Abstract Body

Early infant diagnosis (EID) of HIV immediately after birth allows for rapid initiation of treatment in HIV+ infants, limiting disease progression and restricting viral reservoir seeding. However, no standardized testing algorithm is currently recommended.

From April 2015-July 2018, the Early Infant Treatment Study (EIT) screened HIV-exposed infants in Botswana < 96 hours from delivery by Roche TaqMan qualitative DNA PCR. A negative DNA PCR test was defined as no HIV DNA amplification (target not detected) at initial dried blood spot screening; a positive as two concordant spots from same sample with target detected at any cycle threshold (Ct) value; and indeterminate as discordant spots (target detected/target not detected) from same sample. Repeat blood draw occurred for initial positive and indeterminate results. Quantitative HIV-1 RNA testing occurred for those presumptively enrolled in the study. We compared Ct values by the ultimate HIV status of the child (as confirmed by subsequent HIV-1 DNA, and when possible DNA/RNA, testing).

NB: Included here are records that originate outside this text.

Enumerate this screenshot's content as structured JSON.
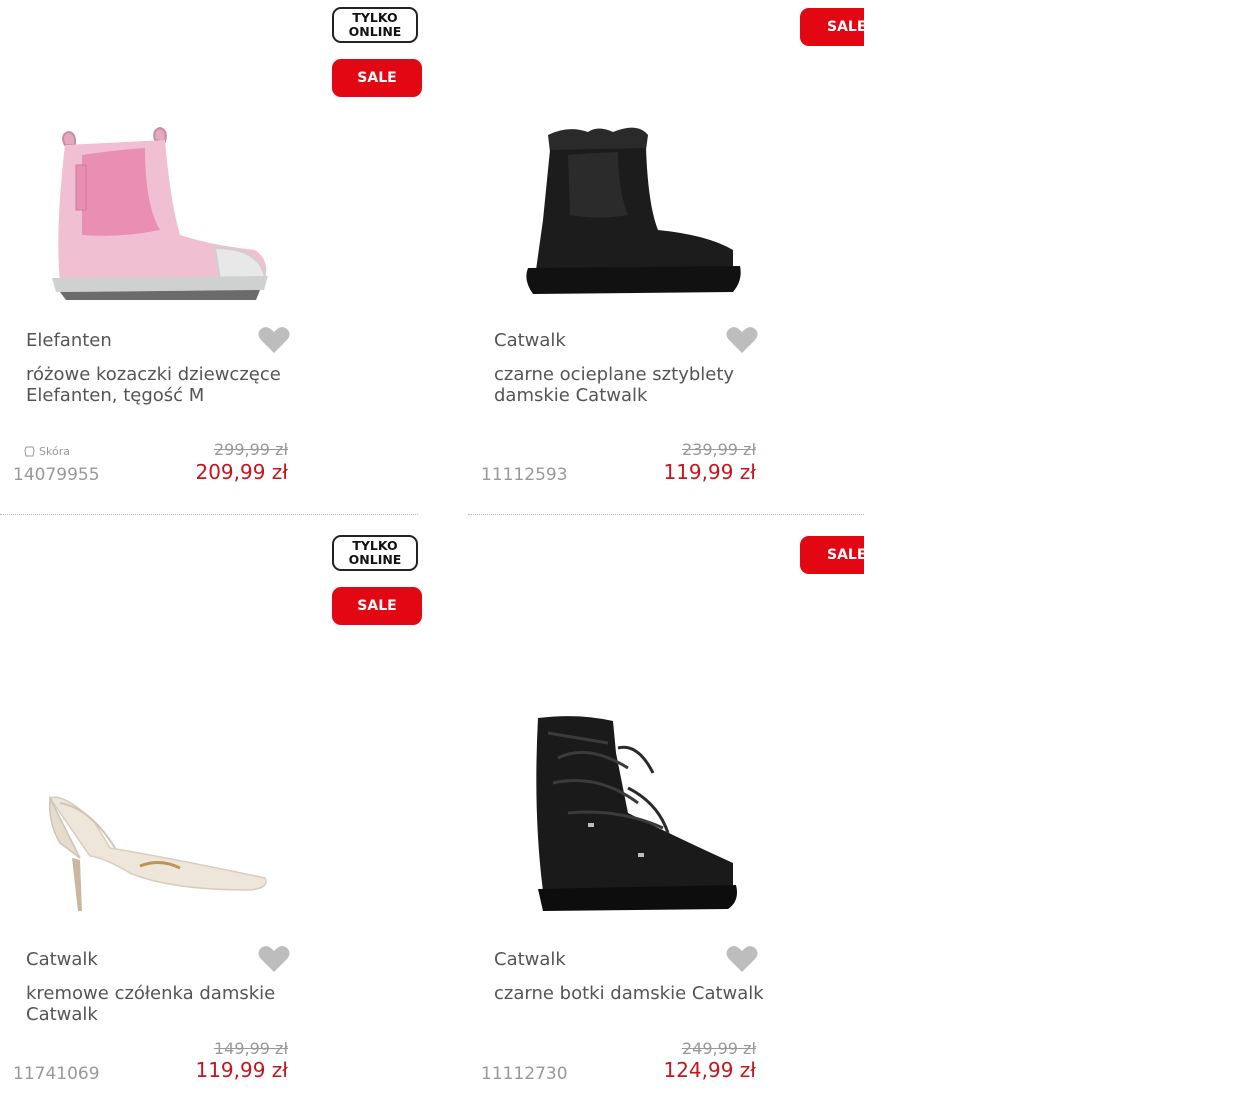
{
  "badges": {
    "online": "TYLKO ONLINE",
    "sale": "SALE"
  },
  "colors": {
    "sale_red": "#e30613",
    "price_red": "#c4161c",
    "heart_grey": "#bdbdbd"
  },
  "products": [
    {
      "brand": "Elefanten",
      "title": "różowe kozaczki dziewczęce Elefanten, tęgość M",
      "material": "Skóra",
      "sku": "14079955",
      "old_price": "299,99 zł",
      "new_price": "209,99 zł",
      "online_only": true,
      "image": "pink-chelsea-boot"
    },
    {
      "brand": "Catwalk",
      "title": "czarne ocieplane sztyblety damskie Catwalk",
      "sku": "11112593",
      "old_price": "239,99 zł",
      "new_price": "119,99 zł",
      "online_only": false,
      "image": "black-platform-chelsea-boot"
    },
    {
      "brand": "Catwalk",
      "title": "kremowe czółenka damskie Catwalk",
      "sku": "11741069",
      "old_price": "149,99 zł",
      "new_price": "119,99 zł",
      "online_only": true,
      "image": "cream-slingback-heel"
    },
    {
      "brand": "Catwalk",
      "title": "czarne botki damskie Catwalk",
      "sku": "11112730",
      "old_price": "249,99 zł",
      "new_price": "124,99 zł",
      "online_only": false,
      "image": "black-lace-up-boot"
    }
  ]
}
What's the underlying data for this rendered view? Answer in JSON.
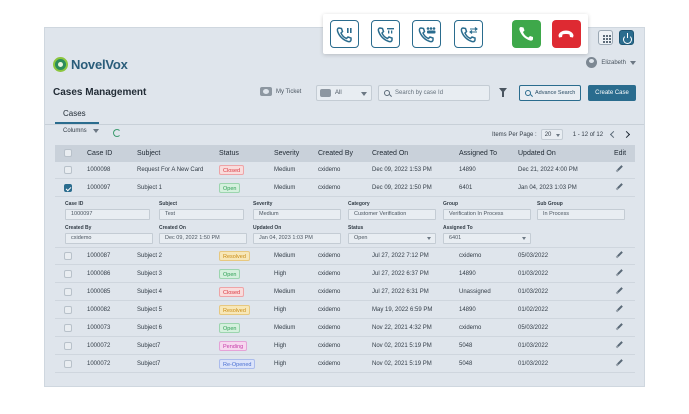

Of 10622 HIV-exposed infants screened, 10549 (99.3%) tested negative, 42 (0.4%) tested positive, and 31 (0.3%) tested indeterminate at the first HIV screening test. On repeat testing, 40 (95.2%) of the initial 42 positive infants remained positive and 2 (4.8%) tested negative. Of the 31 indeterminates, repeat testing confirmed 29 (93.5%) as negative and 2 (6.5%) as positive. Confirmatory testing of all positives and indeterminates re-classified 4 (5.5%) infants in total; 1 (1.4%) of the indeterminates required further HIV RNA testing to become reclassified as positive. Median DNA PCR Ct value at screening was 28.1 (IQR 19.8, 34.8) for all positive results and 35.5 (IQR 32.8, 41.4) for indeterminates (p<0.0001). Only 6 (8.2%) infants with final HIV+ status had Ct value > 33 at first screen, and only 2 (6.5%) with indeterminate result and Ct value < 33 at first screen had a final negative HIV status.

Using a standard cycle threshold of 33 and a confirmatory second blood draw for HIV DNA and RNA, our test algorithm appeared to eliminate the risk for false positive HIV results in the first week of life. Infants with Ct >33 should be re-tested with follow-up sampling, to minimize the risk for false positive testing.